The Eclipse Foundation, creator of the Eclipse IDE and Jakarta EE, to name a few, created Eclipse SW360 as an incubator project, licensed under the Eclipse Public License. It’s an application that helps quality and R&D managers, developers, legal counsels, software architects, and more manage their bill of materials — the software projects in their products and all of the components that comprise those projects.
According to their documentation Eclipse SW360 is “both a web application and a repository to collect, organize and make available information about software components. It establishes a central hub for software components in an \organization.”
Eclipse SW360’s GitHub page explains that it is a “server with a REST interface and a Liferay CE portal application to maintain your projects / products and the software components within.”
SW360 provides a centralized location for licensing, compliance, quality, and security information about software components, allowing organizations to track the components used in a project or product. It also helps teams remain agile by easily integrating with other scanners, static code analysis, or build infrastructure.
Happy to discover an open source tool from the community and for the community, I played around with Eclipse SW360 to give you a rundown of its main and most exciting features.
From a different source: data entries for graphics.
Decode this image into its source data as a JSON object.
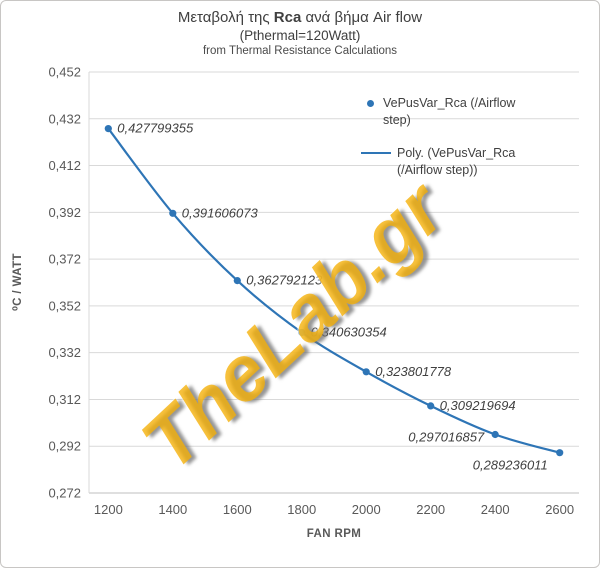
{
  "title": {
    "prefix": "Μεταβολή της ",
    "bold": "Rca",
    "suffix": " ανά βήμα Air flow",
    "line2": "(Pthermal=120Watt)",
    "line3": "from Thermal Resistance Calculations"
  },
  "legend": {
    "series": "VePusVar_Rca (/Airflow step)",
    "trendline": "Poly. (VePusVar_Rca (/Airflow step))"
  },
  "watermark": "TheLab.gr",
  "colors": {
    "series": "#2E75B6",
    "grid": "#D9D9D9",
    "axis_line": "#BFBFBF",
    "axis_text": "#595959",
    "title_text": "#404040",
    "watermark": "#F5B005"
  },
  "chart_data": {
    "type": "scatter",
    "title": "Μεταβολή της Rca ανά βήμα Air flow",
    "subtitle": "(Pthermal=120Watt)",
    "note": "from Thermal Resistance Calculations",
    "xlabel": "FAN RPM",
    "ylabel": "⁰C / WATT",
    "x": [
      1200,
      1400,
      1600,
      1800,
      2000,
      2200,
      2400,
      2600
    ],
    "values": [
      0.427799355,
      0.391606073,
      0.362792123,
      0.340630354,
      0.323801778,
      0.309219694,
      0.297016857,
      0.289236011
    ],
    "labels": [
      "0,427799355",
      "0,391606073",
      "0,362792123",
      "0,340630354",
      "0,323801778",
      "0,309219694",
      "0,297016857",
      "0,289236011"
    ],
    "label_placement": [
      "right",
      "right",
      "right",
      "right",
      "right",
      "right",
      "left",
      "below-left"
    ],
    "series_name": "VePusVar_Rca (/Airflow step)",
    "trendline": "polynomial",
    "trendline_name": "Poly. (VePusVar_Rca (/Airflow step))",
    "xlim": [
      1140,
      2660
    ],
    "ylim": [
      0.272,
      0.452
    ],
    "x_ticks": [
      1200,
      1400,
      1600,
      1800,
      2000,
      2200,
      2400,
      2600
    ],
    "y_ticks": [
      0.272,
      0.292,
      0.312,
      0.332,
      0.352,
      0.372,
      0.392,
      0.412,
      0.432,
      0.452
    ],
    "y_tick_labels": [
      "0,272",
      "0,292",
      "0,312",
      "0,332",
      "0,352",
      "0,372",
      "0,392",
      "0,412",
      "0,432",
      "0,452"
    ],
    "grid": "horizontal",
    "legend_position": "top-right"
  }
}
Users can approve new open source components with both a specific project resolution and globally, clearing their status across all software projects. You can also add a custom clearing status per individual project.
Eclipse SW360 supports multiple types of components, including proprietary, open source, and third-party.
SW360 enables its users to easily track the licenses of their open-source components and can be integrated with Fossology and used as a front-end tool.
Attributes like programming language, vendor, release date, and more can be added to each software component. In addition, more attributes can be added in the context of license clearing and approval.
True to the spirit of open source, everyone gets a chance to give this technology their own spin and add new languages to the interface. Currently supported are English, Japanese, and Vietnamese.
Once the software bill-of-material has been set up, you can also assess the export control and customs (ECC) information for each project.
ECC classifications can be set for each component, and the application allows assigning a specific role for ECC experts. Experts are the only ones with permissions to modify ECC data, while other users can enter ECC data, which will need to be approved by the ECC experts.
SW360 is a great free tool from the community, for the community, providing a variety of features and capabilities for managing components.Still, most development and security teams, managers, and stakeholders need additional capabilities to fully enforce open source compliance and security.
In order to remain agile and keep up with DevSecOps practices, teams might need tools that offer automated policies and workflows, allowing them to trigger a process as soon as an issue arises. For example, when a compliance issue is detected, the details will be automatically sent to the relevant owner.
Creating advanced automated workflows to enforce policies automatically is also important, especially as teams get bigger. Users require the capability to impose a quality or security gate to block components with specific licences of vulnerability types from even entering the code base by failing pipelines.
Team leads, managers, and stakeholders often require enhanced reporting capabilities to help with complex or time-consuming auditing and reporting tasks, like customized attribution reports or detailed security status reports.
Eclipse SW360 offers a variety of users a free and easy tool to manage a bill of materials in one centralized location, providing them with some of the data that they need to manage their software projects’ components.
Like all free tools, Eclipse SW360 has both advantages and limitations. I highly recommend it as a tool for developers and managers who are not using another technology, so they can gain the visibility they need over their open source components. Organizations that aren’t using other technologies should definitely give it a go.